Electronic Monitoring

Probation Services
RYDC
Senate Bill 440 (SB440)
Thirty-Day (30-Day) Sentence
Specialized Residential Services
State Youth Development Campuses
Violation of Aftercare
Violation of Alternate Placement
Violation of Probation
Wilderness Youth Development Programs
Youth Served
Adjudication – The process for determining if allegations brought forth in the juvenile court petition are true. An adjudicatory hearing is held to determine the facts of the case and an appropriate course of action.

Administrative Revocation – A DJJ internal procedure established to provide due process for a committed youth that is accused of violating his/her conditions of placement, which may be either an alternate placement or aftercare. Each committed youth on an alternate placement or on an aftercare plan signs Conditions of Placement. A completed Violation of Placement Form provides notice to the youth and parents of the specific condition(s) the youth has allegedly violated or failed to meet. During the preliminary hearing, the youth may admit guilt and waive a final hearing. During the final hearing, a judge with the Office of State Administrative Hearings can find the youth did or did not violate the condition(s) of his/her placement.

Aftercare Services – Services provided through the Court Services Program for those youth returning home from DJJ institutions or other programs. These support services promote a smooth transition of youth into the community through supervision, counseling and assistance in networking with appropriate agencies.

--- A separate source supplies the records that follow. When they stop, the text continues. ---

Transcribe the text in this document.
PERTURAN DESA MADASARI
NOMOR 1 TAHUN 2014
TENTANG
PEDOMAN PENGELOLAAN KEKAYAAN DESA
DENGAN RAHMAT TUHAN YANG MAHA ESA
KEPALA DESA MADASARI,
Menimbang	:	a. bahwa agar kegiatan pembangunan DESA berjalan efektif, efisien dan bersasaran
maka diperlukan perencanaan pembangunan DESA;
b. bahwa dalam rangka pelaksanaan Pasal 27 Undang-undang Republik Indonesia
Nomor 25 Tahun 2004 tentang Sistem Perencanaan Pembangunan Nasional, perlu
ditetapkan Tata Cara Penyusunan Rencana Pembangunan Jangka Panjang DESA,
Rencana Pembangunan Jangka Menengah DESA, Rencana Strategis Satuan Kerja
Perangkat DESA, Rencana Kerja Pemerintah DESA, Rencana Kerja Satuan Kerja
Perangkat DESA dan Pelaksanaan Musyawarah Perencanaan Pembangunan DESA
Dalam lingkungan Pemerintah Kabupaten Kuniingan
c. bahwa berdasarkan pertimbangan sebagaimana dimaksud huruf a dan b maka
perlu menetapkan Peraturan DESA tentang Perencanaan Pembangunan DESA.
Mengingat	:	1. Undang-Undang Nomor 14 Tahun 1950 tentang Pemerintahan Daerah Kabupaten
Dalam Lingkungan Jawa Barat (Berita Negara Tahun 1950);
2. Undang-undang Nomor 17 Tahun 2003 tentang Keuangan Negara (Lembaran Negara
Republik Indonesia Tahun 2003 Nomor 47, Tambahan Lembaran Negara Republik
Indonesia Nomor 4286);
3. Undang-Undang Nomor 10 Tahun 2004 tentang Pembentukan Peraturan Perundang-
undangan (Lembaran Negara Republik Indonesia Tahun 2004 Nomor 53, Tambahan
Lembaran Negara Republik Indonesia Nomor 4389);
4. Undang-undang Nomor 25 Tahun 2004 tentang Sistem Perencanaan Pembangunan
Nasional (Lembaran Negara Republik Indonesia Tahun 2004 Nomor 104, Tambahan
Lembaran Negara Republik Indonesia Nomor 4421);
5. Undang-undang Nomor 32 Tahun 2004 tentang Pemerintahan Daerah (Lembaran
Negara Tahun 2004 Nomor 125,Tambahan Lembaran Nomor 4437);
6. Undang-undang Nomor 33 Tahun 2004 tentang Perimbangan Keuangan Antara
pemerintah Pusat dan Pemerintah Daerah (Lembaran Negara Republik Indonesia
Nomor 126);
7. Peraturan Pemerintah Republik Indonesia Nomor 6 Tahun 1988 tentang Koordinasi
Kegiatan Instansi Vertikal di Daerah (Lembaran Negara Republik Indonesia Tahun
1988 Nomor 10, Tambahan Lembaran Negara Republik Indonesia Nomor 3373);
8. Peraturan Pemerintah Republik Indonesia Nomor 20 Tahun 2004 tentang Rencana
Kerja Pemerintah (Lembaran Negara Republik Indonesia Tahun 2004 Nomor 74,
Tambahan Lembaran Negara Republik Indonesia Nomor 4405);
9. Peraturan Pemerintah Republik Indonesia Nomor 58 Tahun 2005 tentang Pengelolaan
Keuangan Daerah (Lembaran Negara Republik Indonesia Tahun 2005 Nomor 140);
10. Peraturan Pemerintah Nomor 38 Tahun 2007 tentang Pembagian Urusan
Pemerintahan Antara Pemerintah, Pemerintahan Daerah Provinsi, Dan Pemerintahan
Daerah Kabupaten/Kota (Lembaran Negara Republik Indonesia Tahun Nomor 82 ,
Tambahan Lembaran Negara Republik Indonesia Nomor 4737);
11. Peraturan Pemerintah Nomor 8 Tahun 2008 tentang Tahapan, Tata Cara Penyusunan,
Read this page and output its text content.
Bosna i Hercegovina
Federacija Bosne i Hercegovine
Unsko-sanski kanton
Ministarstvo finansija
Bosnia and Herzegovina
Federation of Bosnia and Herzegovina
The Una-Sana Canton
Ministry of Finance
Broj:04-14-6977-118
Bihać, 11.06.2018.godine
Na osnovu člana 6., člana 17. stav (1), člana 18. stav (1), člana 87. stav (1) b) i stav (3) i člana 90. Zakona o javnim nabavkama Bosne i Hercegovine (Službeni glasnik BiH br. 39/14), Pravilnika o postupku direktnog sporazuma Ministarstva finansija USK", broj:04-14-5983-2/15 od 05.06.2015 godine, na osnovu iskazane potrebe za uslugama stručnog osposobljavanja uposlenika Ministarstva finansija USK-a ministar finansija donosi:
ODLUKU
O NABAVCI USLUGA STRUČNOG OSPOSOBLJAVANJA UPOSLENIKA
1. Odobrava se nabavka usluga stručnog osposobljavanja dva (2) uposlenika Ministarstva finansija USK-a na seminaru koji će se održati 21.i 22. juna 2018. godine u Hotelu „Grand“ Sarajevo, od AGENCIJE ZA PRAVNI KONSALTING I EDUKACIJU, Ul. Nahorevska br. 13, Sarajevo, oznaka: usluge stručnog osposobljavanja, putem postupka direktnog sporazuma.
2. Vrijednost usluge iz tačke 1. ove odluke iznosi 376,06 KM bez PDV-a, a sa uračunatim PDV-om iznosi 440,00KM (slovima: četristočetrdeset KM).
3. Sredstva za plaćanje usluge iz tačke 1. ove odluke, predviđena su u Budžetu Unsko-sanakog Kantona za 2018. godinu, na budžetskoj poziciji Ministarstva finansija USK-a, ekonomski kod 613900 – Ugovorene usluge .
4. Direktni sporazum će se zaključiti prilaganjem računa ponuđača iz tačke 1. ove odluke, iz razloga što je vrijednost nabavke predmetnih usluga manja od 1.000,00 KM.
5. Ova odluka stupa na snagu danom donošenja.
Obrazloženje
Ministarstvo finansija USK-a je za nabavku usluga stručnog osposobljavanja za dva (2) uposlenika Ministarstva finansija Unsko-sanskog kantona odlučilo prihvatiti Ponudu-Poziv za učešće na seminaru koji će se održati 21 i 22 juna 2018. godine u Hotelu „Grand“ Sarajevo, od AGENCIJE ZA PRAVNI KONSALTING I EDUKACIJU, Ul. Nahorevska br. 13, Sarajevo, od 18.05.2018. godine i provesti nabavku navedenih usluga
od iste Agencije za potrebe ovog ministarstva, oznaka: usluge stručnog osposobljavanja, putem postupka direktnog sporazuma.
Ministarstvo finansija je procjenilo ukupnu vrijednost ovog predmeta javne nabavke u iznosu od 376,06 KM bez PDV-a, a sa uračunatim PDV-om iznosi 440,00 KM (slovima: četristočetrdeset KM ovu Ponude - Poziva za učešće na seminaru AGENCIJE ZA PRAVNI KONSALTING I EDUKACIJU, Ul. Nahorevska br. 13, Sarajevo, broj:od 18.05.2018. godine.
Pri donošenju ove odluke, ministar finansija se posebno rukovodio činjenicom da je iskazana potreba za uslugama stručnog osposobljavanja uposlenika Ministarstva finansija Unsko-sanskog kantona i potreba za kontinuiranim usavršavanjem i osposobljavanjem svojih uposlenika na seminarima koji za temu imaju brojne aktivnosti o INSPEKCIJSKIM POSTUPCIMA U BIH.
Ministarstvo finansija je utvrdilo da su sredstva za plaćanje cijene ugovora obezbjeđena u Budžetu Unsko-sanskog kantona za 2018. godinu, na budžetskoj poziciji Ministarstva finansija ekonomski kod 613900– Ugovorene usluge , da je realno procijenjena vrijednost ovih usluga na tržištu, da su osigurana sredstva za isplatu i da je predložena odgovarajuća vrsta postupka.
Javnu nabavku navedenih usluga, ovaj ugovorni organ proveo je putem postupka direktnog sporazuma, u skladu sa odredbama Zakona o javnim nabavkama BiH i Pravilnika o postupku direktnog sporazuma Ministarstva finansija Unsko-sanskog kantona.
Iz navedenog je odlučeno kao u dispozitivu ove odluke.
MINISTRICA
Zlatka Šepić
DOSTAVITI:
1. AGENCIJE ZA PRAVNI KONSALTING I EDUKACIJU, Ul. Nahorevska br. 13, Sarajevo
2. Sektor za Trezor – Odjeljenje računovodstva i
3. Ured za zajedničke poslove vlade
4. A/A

Commitment– A juvenile court disposition which places a youth in the custody of the DJJ for supervision, treatment, and rehabilitation. Under operation of law, the commitment order is valid for 2 years. DJJ makes the placement determination of whether the youth should be placed in the YDC or on an alternate placement. Most often, a youth is committed when probation and/or other services available to the court have failed to prevent a youth from returning to the court on either a new offense(s) or violation of probation.

Community Schools – Community schools are non-residential, community-based alternative schools for delinquent and unruly offenders. Linkages are developed with local community resources and, in particular, with the local school system in order to increase services to youth and facilitate their reentry into the educational system. Community Schools are located in Fulton, DeKalb and Chatham counties.

Contract/Attention Homes – Contract/Attention Homes, like group homes, provide residential treatment for delinquent and unruly youth whose home situation in contributing to their behavior. Services are provided in an atmosphere as much like home as possible, through contracts with private families, institutions or community facilities. The Community Detention Program and RYDCs have resulted in the virtual elimination of the use of adult jails for juveniles.

Counseling/Case Management – Involves developing a plan that the Juvenile Probation Parole Specialist (JPPS) pursues to rehabilitate the youth and prevent further involvement with the court. The worker provides counseling, supervision and may network with other resource providers in the community for appropriate program referrals.

Court Services – The Court Services Program was established in 1963. In most counties this program provides intake, probation, counseling, case management, supervision, detention planning and aftercare supervision. In some areas, county staff provides intake and probation or share services with the department.

Designated Felony Commitment – A juvenile court adjudication that a youth has committed certain felony acts and is a disposition in which a youth has met certain criteria, which indicates the youth requires restrictive custody. The juvenile court judge determines whether or not a youth requires restrictive custody as well as the length of time (from 12 to 60 months) a youth must be placed in a Youth development Campus facility. Commitments with restrictive custody have restrictions on terminations and reduce the intensive level of aftercare supervision. Under operation of law, the commitment orders with restrictive custody are valid for 5 years or until a youth is 21 years old.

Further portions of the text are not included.